Luna hocha la tête. Elle se souvenait encore d'une conversation qu'elle avait suivie entre Nagib et Alex, quand il avait été question d'abattre des chevaux. Si les bêtes les plus fatiguées ou celles qui avaient été blessées gravement durant des sorties avaient été abattues et avaient alors fourni de la nourriture bienvenue, ils se trouvaient maintenant dans une situation beaucoup plus délicate. Des animaux en bonne santé seraient désignés. Car il ne restait presque plus de vaches ou de moutons. Ceux qui demeuraient seraient préservés car ils fournissaient du lait, essentiel pour les enfants notamment. Le tour des chevaux des soldats était donc venu.

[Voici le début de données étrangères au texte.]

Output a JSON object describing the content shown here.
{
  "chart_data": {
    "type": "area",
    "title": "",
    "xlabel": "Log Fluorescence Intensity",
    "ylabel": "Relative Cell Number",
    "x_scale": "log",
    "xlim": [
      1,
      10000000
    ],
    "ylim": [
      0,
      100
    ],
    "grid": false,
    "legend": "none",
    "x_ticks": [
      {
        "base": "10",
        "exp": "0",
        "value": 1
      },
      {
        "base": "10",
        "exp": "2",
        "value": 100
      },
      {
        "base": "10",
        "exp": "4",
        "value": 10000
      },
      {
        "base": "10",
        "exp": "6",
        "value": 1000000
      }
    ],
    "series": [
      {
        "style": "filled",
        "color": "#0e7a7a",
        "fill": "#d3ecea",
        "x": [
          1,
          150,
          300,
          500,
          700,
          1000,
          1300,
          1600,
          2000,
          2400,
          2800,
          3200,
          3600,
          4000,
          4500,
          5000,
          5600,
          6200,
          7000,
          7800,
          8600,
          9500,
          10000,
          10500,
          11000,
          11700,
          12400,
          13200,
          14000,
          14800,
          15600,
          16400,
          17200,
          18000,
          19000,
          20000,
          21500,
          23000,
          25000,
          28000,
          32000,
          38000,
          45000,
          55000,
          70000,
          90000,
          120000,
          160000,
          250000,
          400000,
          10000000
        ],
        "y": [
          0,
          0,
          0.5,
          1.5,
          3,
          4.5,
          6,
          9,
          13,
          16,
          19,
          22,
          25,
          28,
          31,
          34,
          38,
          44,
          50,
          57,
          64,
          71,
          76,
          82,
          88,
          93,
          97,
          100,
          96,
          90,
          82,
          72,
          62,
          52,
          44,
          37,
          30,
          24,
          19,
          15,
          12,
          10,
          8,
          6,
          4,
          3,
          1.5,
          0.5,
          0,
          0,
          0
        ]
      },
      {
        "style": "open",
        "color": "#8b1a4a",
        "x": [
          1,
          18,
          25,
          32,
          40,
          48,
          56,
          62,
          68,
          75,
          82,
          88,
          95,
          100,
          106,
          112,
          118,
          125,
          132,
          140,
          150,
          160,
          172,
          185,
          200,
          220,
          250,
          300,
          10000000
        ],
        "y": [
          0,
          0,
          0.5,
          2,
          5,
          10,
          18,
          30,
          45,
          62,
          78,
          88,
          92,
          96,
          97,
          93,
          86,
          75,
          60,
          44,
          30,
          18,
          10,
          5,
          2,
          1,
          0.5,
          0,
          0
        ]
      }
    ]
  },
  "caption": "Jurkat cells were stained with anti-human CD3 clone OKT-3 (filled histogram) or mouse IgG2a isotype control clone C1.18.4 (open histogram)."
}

Et Alex avait dit alors, d'un ton très grave, qu'il abattrait lui-même Kashmir si cela s'avérait nécessaire. Mais Kashmir avait été épargné et Luna pensait au fier étalon avec une certaine tendresse. Pour elle, il était un élément de réconfort au même titre que William et Nagib, sachant combien Alex et sa monture étaient liés. Elle ne pouvait oublier leur évacuation de la Casa de los Naranjos, la chevauchée dangereuse qu'ils avaient menée jusqu'à la Résidence. Et elle était certaine que si Alex devait s'échapper de Lucknow ou de tout autre endroit où il serait en danger, Kashmir saurait le mener à bon port, comme il l'avait mené, blessé, des mois plus tôt, jusqu'à la Casa de los Naranjos.

- Nous avons pu compter sur une très bonne organisation des soldats et de Lady Honoria, dit encore Don Felipe. Elle est une femme admirable, très dévouée et solide. N'est-ce pas, Luna ?

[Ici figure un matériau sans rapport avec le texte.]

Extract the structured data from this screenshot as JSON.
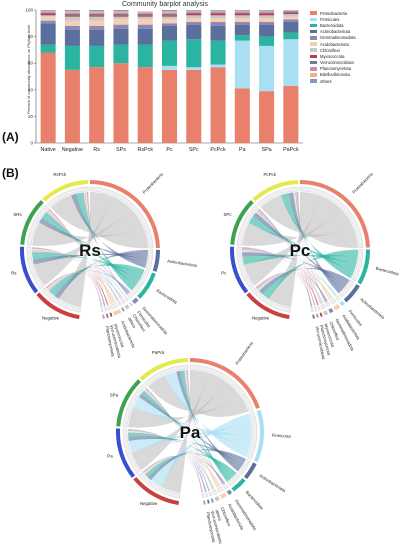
{
  "panels": {
    "a_label": "(A)",
    "b_label": "(B)"
  },
  "chart_title": "Community barplot analysis",
  "chart_data": [
    {
      "type": "bar",
      "stacked": true,
      "title": "Community barplot analysis",
      "ylabel": "Percent of community abundance on Phylum level",
      "xlabel": "",
      "ylim": [
        0,
        100
      ],
      "yticks": [
        0,
        20,
        40,
        60,
        80,
        100
      ],
      "legend_position": "right",
      "categories": [
        "Native",
        "Negative",
        "Rs",
        "SPs",
        "RsPck",
        "Pc",
        "SPc",
        "PcPck",
        "Pa",
        "SPa",
        "PaPck"
      ],
      "series": [
        {
          "name": "Proteobacteria",
          "color": "#e8806b",
          "values": [
            68,
            55,
            57,
            60,
            57,
            55,
            55,
            57,
            41,
            39,
            43
          ]
        },
        {
          "name": "Firmicutes",
          "color": "#a9dff2",
          "values": [
            0,
            0,
            0,
            0,
            0,
            3,
            2,
            2,
            36,
            34,
            35
          ]
        },
        {
          "name": "Bacteroidota",
          "color": "#2bb5a0",
          "values": [
            6,
            18,
            16,
            14,
            17,
            19,
            21,
            18,
            4,
            7,
            5
          ]
        },
        {
          "name": "Actinobacteriota",
          "color": "#5b6f9c",
          "values": [
            16,
            12,
            12,
            12,
            12,
            11,
            11,
            11,
            8,
            9,
            8
          ]
        },
        {
          "name": "Gemmatimonadota",
          "color": "#8f86b8",
          "values": [
            2,
            3,
            3,
            3,
            3,
            2,
            2,
            3,
            2,
            2,
            2
          ]
        },
        {
          "name": "Acidobacteriota",
          "color": "#f3cfb3",
          "values": [
            3,
            4,
            4,
            4,
            4,
            3,
            3,
            3,
            3,
            3,
            2
          ]
        },
        {
          "name": "Chloroflexi",
          "color": "#c8c8c8",
          "values": [
            1,
            3,
            3,
            2,
            2,
            2,
            2,
            2,
            2,
            2,
            2
          ]
        },
        {
          "name": "Myxococcota",
          "color": "#c33a3a",
          "values": [
            1,
            1,
            1,
            1,
            1,
            1,
            1,
            1,
            1,
            1,
            1
          ]
        },
        {
          "name": "Verrucomicrobiota",
          "color": "#6b7d9c",
          "values": [
            1,
            1,
            1,
            1,
            1,
            1,
            1,
            1,
            1,
            1,
            1
          ]
        },
        {
          "name": "Planctomycetota",
          "color": "#d38bb5",
          "values": [
            1,
            1,
            1,
            1,
            1,
            1,
            1,
            1,
            1,
            1,
            0.5
          ]
        },
        {
          "name": "Bdellovibrionota",
          "color": "#f2b183",
          "values": [
            0.5,
            1,
            1,
            1,
            1,
            1,
            0.5,
            0.5,
            0.5,
            0.5,
            0.5
          ]
        },
        {
          "name": "others",
          "color": "#7f9ac7",
          "values": [
            0.5,
            1,
            1,
            1,
            0,
            1,
            0.5,
            0.5,
            0.5,
            0.5,
            0
          ]
        }
      ]
    },
    {
      "type": "chord",
      "center_label": "Rs",
      "samples": [
        "Rs",
        "SRs",
        "RsPck",
        "Negative"
      ],
      "sample_colors": [
        "#3a4fcf",
        "#3fa34d",
        "#e3ea4a",
        "#c94040"
      ],
      "taxa": [
        "Proteobacteria",
        "Actinobacteriota",
        "Bacteroidota",
        "Gemmatimonadota",
        "Firmicutes",
        "Chloroflexi",
        "others",
        "Acidobacteriota",
        "Myxococcota",
        "Verrucomicrobiota",
        "Planctomycetota"
      ],
      "taxon_values": [
        58,
        12,
        16,
        3,
        1,
        2,
        1,
        4,
        1,
        1,
        1
      ]
    },
    {
      "type": "chord",
      "center_label": "Pc",
      "samples": [
        "Pc",
        "SPc",
        "PcPck",
        "Negative"
      ],
      "sample_colors": [
        "#3a4fcf",
        "#3fa34d",
        "#e3ea4a",
        "#c94040"
      ],
      "taxa": [
        "Proteobacteria",
        "Bacteroidota",
        "Actinobacteriota",
        "Firmicutes",
        "Acidobacteriota",
        "Gemmatimonadota",
        "Chloroflexi",
        "Myxococcota",
        "Planctomycetota",
        "Verrucomicrobiota"
      ],
      "taxon_values": [
        56,
        19,
        11,
        2,
        3,
        2,
        2,
        1,
        1,
        1
      ]
    },
    {
      "type": "chord",
      "center_label": "Pa",
      "samples": [
        "Pa",
        "SPa",
        "PaPck",
        "Negative"
      ],
      "sample_colors": [
        "#3a4fcf",
        "#3fa34d",
        "#e3ea4a",
        "#c94040"
      ],
      "taxa": [
        "Proteobacteria",
        "Firmicutes",
        "Actinobacteriota",
        "Bacteroidota",
        "Gemmatimonadota",
        "Acidobacteriota",
        "Chloroflexi",
        "others",
        "Verrucomicrobiota",
        "Planctomycetota"
      ],
      "taxon_values": [
        46,
        27,
        9,
        8,
        2,
        3,
        2,
        1,
        1,
        1
      ]
    }
  ]
}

- Oui, fit Luna avec un sourire. Les circonstances nous ont aussi rapprochées et j'ai été heureuse de pouvoir l'aider quotidiennement ou presque. Faire face avec elle, c'était trouver aussi du courage, chaque jour, pour tenir et aider autant que nous le pouvions. Surtout quand il a fallu s'occuper des blessés...

Don Felipe hocha la tête. Il se souvenait parfaitement de ces journées durant lesquelles il ne vit pratiquement pas Luna, hormis quand elle revenait pour nourrir sa fille.

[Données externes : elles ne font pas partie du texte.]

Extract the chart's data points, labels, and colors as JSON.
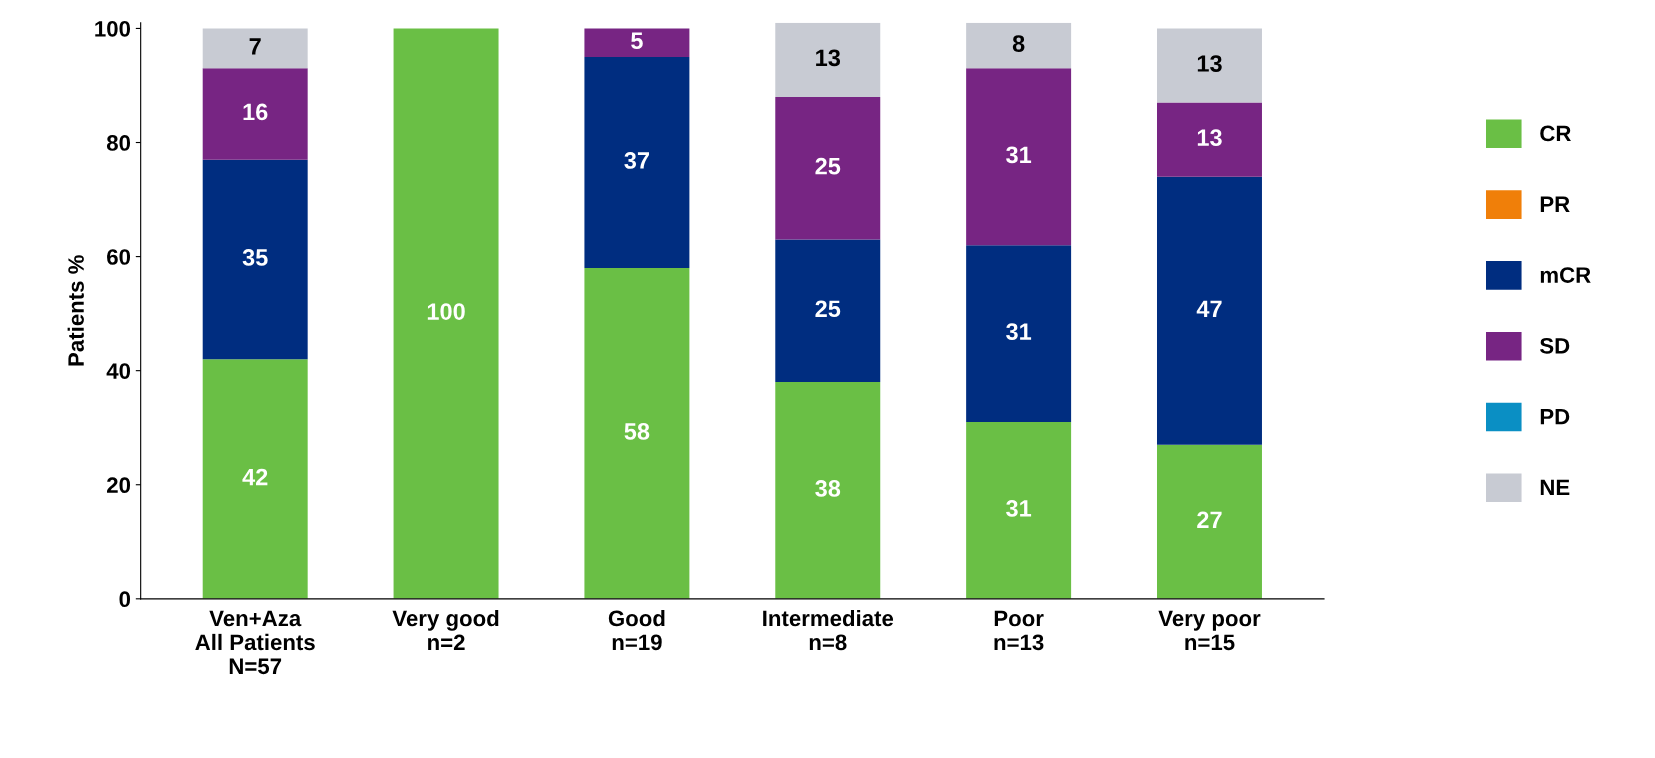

- Même si je comprends qu'elle aurait aimé demeurer à Lucknow, poursuivit Luna, je suis heureuse qu'elle soit maintenant à Calcutta, comme nous. Il faudra l'inviter à nous rendre visite prochainement, n'est-ce pas, grand-père ?

- Oui, bien entendu. Elle sera certainement très heureuse de nous revoir, sans compter que nous avons désormais un petit lien particulier avec elle...

Le petit sourire de Don Felipe cachait un mystère que Sonya perçut vite. Elle regarda alors Luna. Cette dernière s'était levée et avait installé Myriam dans son berceau. C'était un petit lit plus grand que celui qu'elle avait eu dans la Résidence, plus confortable aussi. Elle referma soigneusement la moustiquaire et reprit sa place dans le fauteuil, face à Sonya. Elle aussi avait remarqué le sourire de son grand-père et elle prit les mains de Sonya dans les siennes, lui souriant également.

- Nous avions beaucoup à nous dire depuis hier, mais il était une chose que je voulais vous annoncer dans le calme. Madame Randall... J'espère que vous accepterez que je vous appelle "mère", désormais, puisqu'Alex et moi nous nous sommes mariés durant le siège. Et si mon grand-père fait ainsi allusion à Lady Honoria, c'est parce qu'elle avait proposé d'être mon témoin.

Sur le visage de Sonya s'afficha une foule d'émotions, allant de la surprise à la joie. Elle serra fort les mains de Luna en retour, puis ne put s'empêcher de se pencher vers elle et de l'attirer contre elle. Elle l'étreignit un moment, les larmes perlaient à ses yeux.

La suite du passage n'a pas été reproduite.